The eases in which this court has had occasion to fix the fees of lawyers for professional services are numerous. Dorsey v. His Creditors, 5 Mart. (N. S.) 401; State ex rel. St. Amand v. Bank of Commerce, 49 La. Ann. 1074, 22 South. 207; Succession of McCarty, 3 La. Ann. 518; Stein v. Bowman, 9 La. 284; Breaus, Fenner & Hall v. Justice Francke, 30 La. Ann. 336; Francke v. His Wife, 29 La. Ann. 302; Interdiction of Leech, 45 La. Ann. 194, 12 South. 126; Succession of W. T. Richards, 49 La. Ann. 1115, 22 South. 317; Edelin v. Richardson, 4 La. Ann. 503; Succession of Jackson, 30 La.

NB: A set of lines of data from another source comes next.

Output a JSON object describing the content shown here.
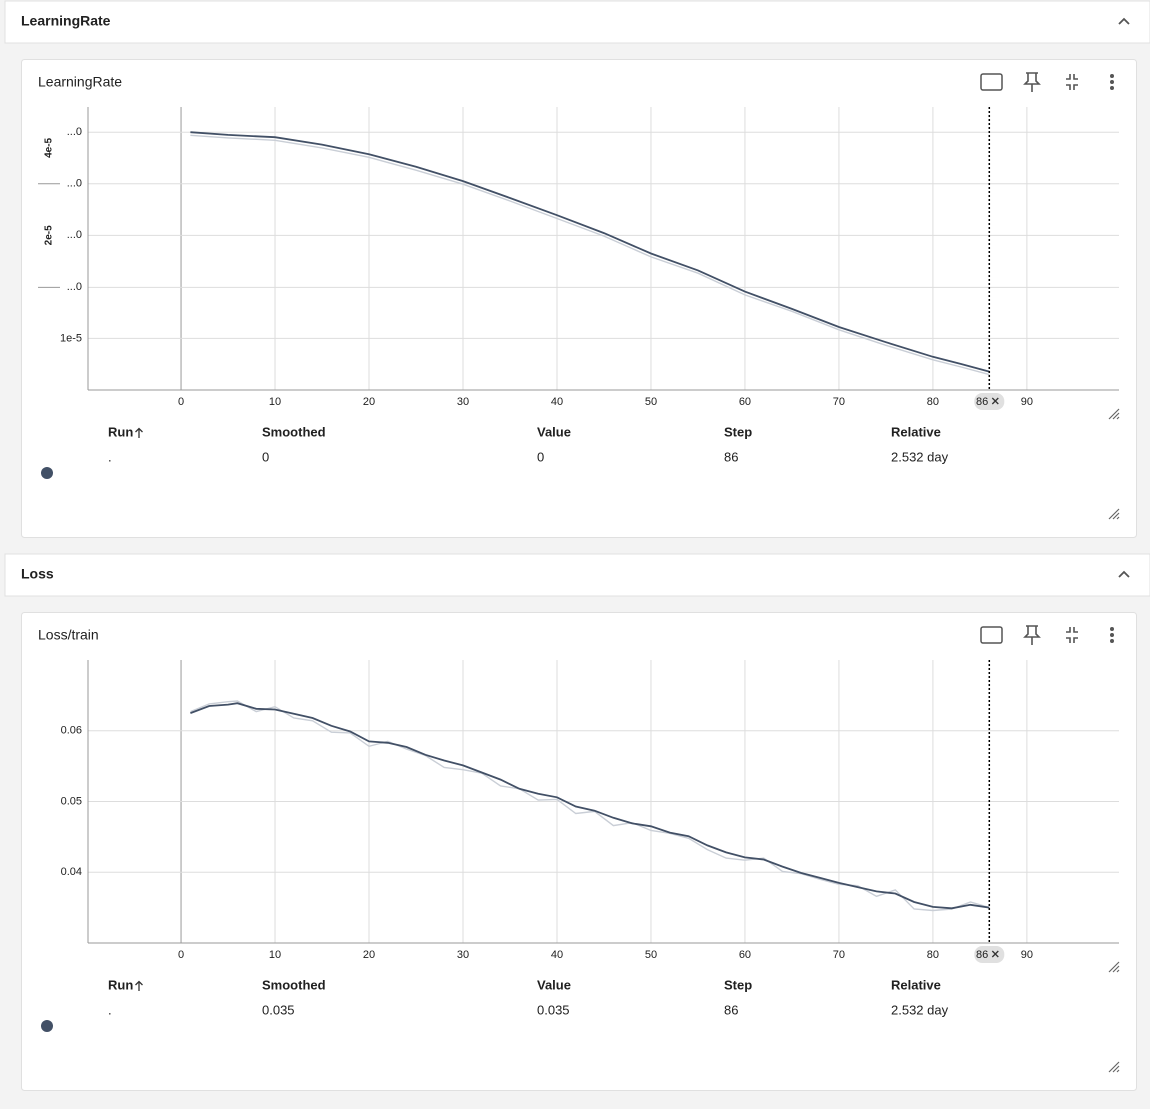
{
  "sections": [
    {
      "title": "LearningRate",
      "card": {
        "title": "LearningRate",
        "table": {
          "columns": [
            "Run",
            "Smoothed",
            "Value",
            "Step",
            "Relative"
          ],
          "rows": [
            [
              ".",
              "0",
              "0",
              "86",
              "2.532 day"
            ]
          ]
        }
      }
    },
    {
      "title": "Loss",
      "card": {
        "title": "Loss/train",
        "table": {
          "columns": [
            "Run",
            "Smoothed",
            "Value",
            "Step",
            "Relative"
          ],
          "rows": [
            [
              ".",
              "0.035",
              "0.035",
              "86",
              "2.532 day"
            ]
          ]
        }
      }
    }
  ],
  "chart_data": [
    {
      "type": "line",
      "log_y": true,
      "grid": true,
      "x": [
        1,
        5,
        10,
        15,
        20,
        25,
        30,
        35,
        40,
        45,
        50,
        55,
        60,
        65,
        70,
        75,
        80,
        83,
        86
      ],
      "series": [
        {
          "color": "#c9ced6",
          "values": [
            3.92e-05,
            3.85e-05,
            3.79e-05,
            3.6e-05,
            3.38e-05,
            3.1e-05,
            2.82e-05,
            2.52e-05,
            2.24e-05,
            1.99e-05,
            1.73e-05,
            1.55e-05,
            1.34e-05,
            1.2e-05,
            1.06e-05,
            9.55e-06,
            8.66e-06,
            8.25e-06,
            7.84e-06
          ]
        },
        {
          "color": "#425066",
          "values": [
            4e-05,
            3.93e-05,
            3.87e-05,
            3.68e-05,
            3.45e-05,
            3.17e-05,
            2.88e-05,
            2.57e-05,
            2.29e-05,
            2.03e-05,
            1.77e-05,
            1.58e-05,
            1.37e-05,
            1.22e-05,
            1.08e-05,
            9.75e-06,
            8.84e-06,
            8.42e-06,
            8e-06
          ]
        }
      ],
      "xlim": [
        -9.9,
        99.8
      ],
      "xticks": [
        0,
        10,
        20,
        30,
        40,
        50,
        60,
        70,
        80,
        90
      ],
      "ylim": [
        7.07e-06,
        4.74e-05
      ],
      "yticks": [
        {
          "value": 4e-05,
          "label": "...0"
        },
        {
          "value": 2.83e-05,
          "label": "...0"
        },
        {
          "value": 2e-05,
          "label": "...0"
        },
        {
          "value": 1.41e-05,
          "label": "...0"
        },
        {
          "value": 1e-05,
          "label": "1e-5"
        }
      ],
      "y_side_labels": [
        {
          "value": 3.6e-05,
          "label": "4e-5"
        },
        {
          "value": 2e-05,
          "label": "2e-5"
        }
      ],
      "cursor_step": 86
    },
    {
      "type": "line",
      "log_y": false,
      "grid": true,
      "x": [
        1,
        3,
        5,
        6,
        8,
        10,
        12,
        14,
        16,
        18,
        20,
        22,
        24,
        26,
        28,
        30,
        32,
        34,
        36,
        38,
        40,
        42,
        44,
        46,
        48,
        50,
        52,
        54,
        56,
        58,
        60,
        62,
        64,
        66,
        68,
        70,
        72,
        74,
        76,
        78,
        80,
        82,
        84,
        86
      ],
      "series": [
        {
          "color": "#c9ced6",
          "values": [
            0.0627,
            0.0638,
            0.0641,
            0.0642,
            0.0627,
            0.0634,
            0.0618,
            0.0614,
            0.0598,
            0.0597,
            0.0578,
            0.0585,
            0.0574,
            0.0565,
            0.0548,
            0.0545,
            0.054,
            0.0522,
            0.0518,
            0.0502,
            0.0503,
            0.0483,
            0.0486,
            0.0466,
            0.047,
            0.0459,
            0.0455,
            0.0448,
            0.0432,
            0.042,
            0.0417,
            0.042,
            0.0401,
            0.0398,
            0.039,
            0.0383,
            0.0381,
            0.0366,
            0.0375,
            0.0348,
            0.0346,
            0.0348,
            0.0358,
            0.035
          ]
        },
        {
          "color": "#425066",
          "values": [
            0.0625,
            0.0635,
            0.0637,
            0.0639,
            0.0631,
            0.063,
            0.0624,
            0.0618,
            0.0607,
            0.0599,
            0.0585,
            0.0583,
            0.0577,
            0.0566,
            0.0558,
            0.0551,
            0.0541,
            0.0531,
            0.0518,
            0.0511,
            0.0506,
            0.0493,
            0.0487,
            0.0477,
            0.0469,
            0.0465,
            0.0456,
            0.0451,
            0.0438,
            0.0428,
            0.0421,
            0.0418,
            0.0408,
            0.0399,
            0.0392,
            0.0385,
            0.0379,
            0.0373,
            0.037,
            0.0358,
            0.0351,
            0.0349,
            0.0354,
            0.035
          ]
        }
      ],
      "xlim": [
        -9.9,
        99.8
      ],
      "xticks": [
        0,
        10,
        20,
        30,
        40,
        50,
        60,
        70,
        80,
        90
      ],
      "ylim": [
        0.03,
        0.07
      ],
      "yticks": [
        0.04,
        0.05,
        0.06
      ],
      "cursor_step": 86
    }
  ]
}
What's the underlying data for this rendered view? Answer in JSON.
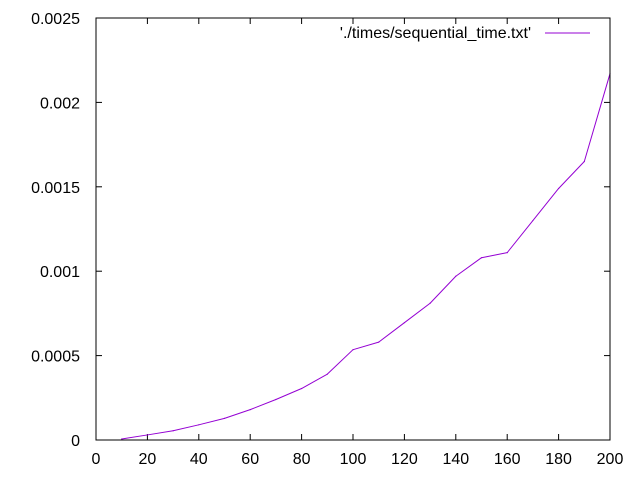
{
  "chart_data": {
    "type": "line",
    "title": "",
    "xlabel": "",
    "ylabel": "",
    "xlim": [
      0,
      200
    ],
    "ylim": [
      0,
      0.0025
    ],
    "grid": false,
    "legend_position": "top-right",
    "x_ticks": [
      0,
      20,
      40,
      60,
      80,
      100,
      120,
      140,
      160,
      180,
      200
    ],
    "x_tick_labels": [
      "0",
      "20",
      "40",
      "60",
      "80",
      "100",
      "120",
      "140",
      "160",
      "180",
      "200"
    ],
    "y_ticks": [
      0,
      0.0005,
      0.001,
      0.0015,
      0.002,
      0.0025
    ],
    "y_tick_labels": [
      "0",
      "0.0005",
      "0.001",
      "0.0015",
      "0.002",
      "0.0025"
    ],
    "series": [
      {
        "name": "'./times/sequential_time.txt'",
        "color": "#9400d3",
        "x": [
          10,
          20,
          30,
          40,
          50,
          60,
          70,
          80,
          90,
          100,
          110,
          120,
          130,
          140,
          150,
          160,
          170,
          180,
          190,
          200
        ],
        "y": [
          6e-06,
          3e-05,
          5.5e-05,
          9e-05,
          0.000128,
          0.00018,
          0.00024,
          0.000305,
          0.00039,
          0.000535,
          0.00058,
          0.000695,
          0.00081,
          0.00097,
          0.00108,
          0.00111,
          0.0013,
          0.00149,
          0.00165,
          0.00217
        ]
      }
    ]
  }
}
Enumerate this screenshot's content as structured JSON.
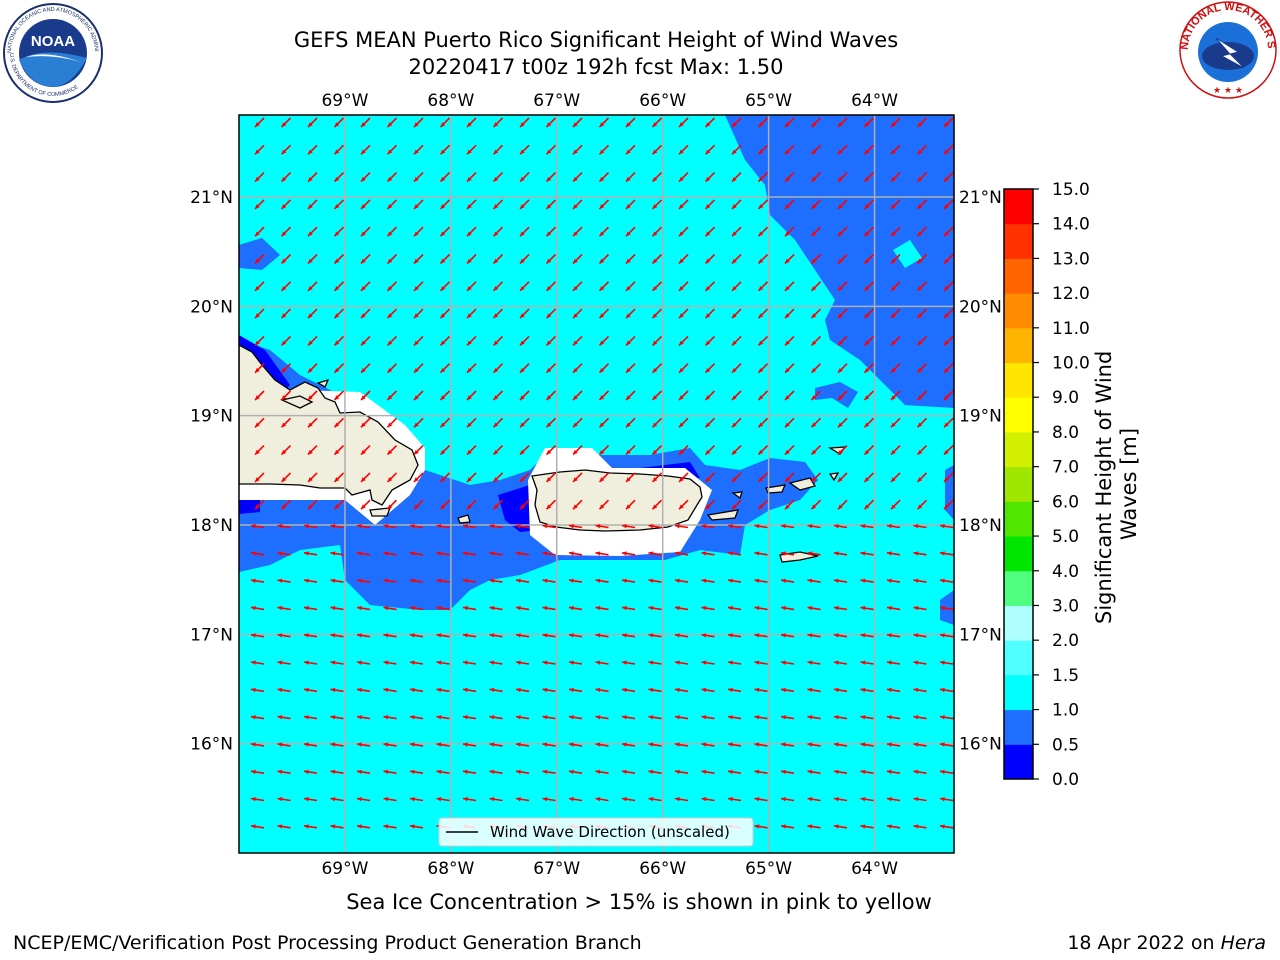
{
  "title": {
    "line1": "GEFS MEAN Puerto Rico Significant Height of Wind Waves",
    "line2": "20220417 t00z 192h fcst   Max: 1.50"
  },
  "logos": {
    "noaa": {
      "center_text": "NOAA",
      "ring_text": "NATIONAL OCEANIC AND ATMOSPHERIC ADMINISTRATION",
      "bottom_text": "U.S. DEPARTMENT OF COMMERCE"
    },
    "nws": {
      "ring_text": "NATIONAL WEATHER SERVICE"
    }
  },
  "map": {
    "lon_labels": [
      "69°W",
      "68°W",
      "67°W",
      "66°W",
      "65°W",
      "64°W"
    ],
    "lat_labels": [
      "21°N",
      "20°N",
      "19°N",
      "18°N",
      "17°N",
      "16°N"
    ],
    "lon_range": [
      -70.0,
      -63.25
    ],
    "lat_range": [
      15.0,
      21.75
    ],
    "grid": true,
    "colors": {
      "wave_0_0p5": "#0000ff",
      "wave_0p5_1p0": "#1e6eff",
      "wave_1p0_1p5": "#00ffff",
      "land": "#f0eedc",
      "no_data": "#ffffff",
      "arrows": "#ff0000",
      "grid": "#b0b0b0"
    },
    "legend_label": "Wind Wave Direction (unscaled)"
  },
  "colorbar": {
    "label": "Significant Height of Wind Waves [m]",
    "ticks": [
      "0.0",
      "0.5",
      "1.0",
      "1.5",
      "2.0",
      "3.0",
      "4.0",
      "5.0",
      "6.0",
      "7.0",
      "8.0",
      "9.0",
      "10.0",
      "11.0",
      "12.0",
      "13.0",
      "14.0",
      "15.0"
    ],
    "colors": [
      "#0000ff",
      "#1e6eff",
      "#00ffff",
      "#50ffff",
      "#b0ffff",
      "#50ff80",
      "#00e600",
      "#50e600",
      "#a0e600",
      "#d2f000",
      "#ffff00",
      "#ffe600",
      "#ffb400",
      "#ff8c00",
      "#ff6400",
      "#ff3200",
      "#ff0000"
    ]
  },
  "ice_note": "Sea Ice Concentration > 15% is shown in pink to yellow",
  "footer": {
    "left": "NCEP/EMC/Verification Post Processing Product Generation Branch",
    "date": "18 Apr 2022 on ",
    "machine": "Hera"
  }
}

Ann. 463. It is not probable that anything which the court could say here would add anything to what has been already said in those cases touching what considerations should weigh, and what principles should govern, in a matter of this kind. [1] We shall therefore content ourselves here with the citation of those cases, and, adding that we do not agree with the contention that in a case like this, the responsibility of counsel for the defendant is any less or the services necessarily any less than-those of the counsel for the plaintiff. The allowance, however, is too large. Under all the circumstances, we think that an allowance of $750, the same amount charged by plaintiff’s counsel, would be entirely reasonable.

[2] The judgment appealed from is therefore amended by reducing to $750 the fee allowed the counsel of the interdict, and, as thus amended, the said judgment is affirmed.

On Application for Rehearing.

[3] The judgment in this case is hereby made more explicit by expressly providing that the costs of appeal are to be paid by appellee.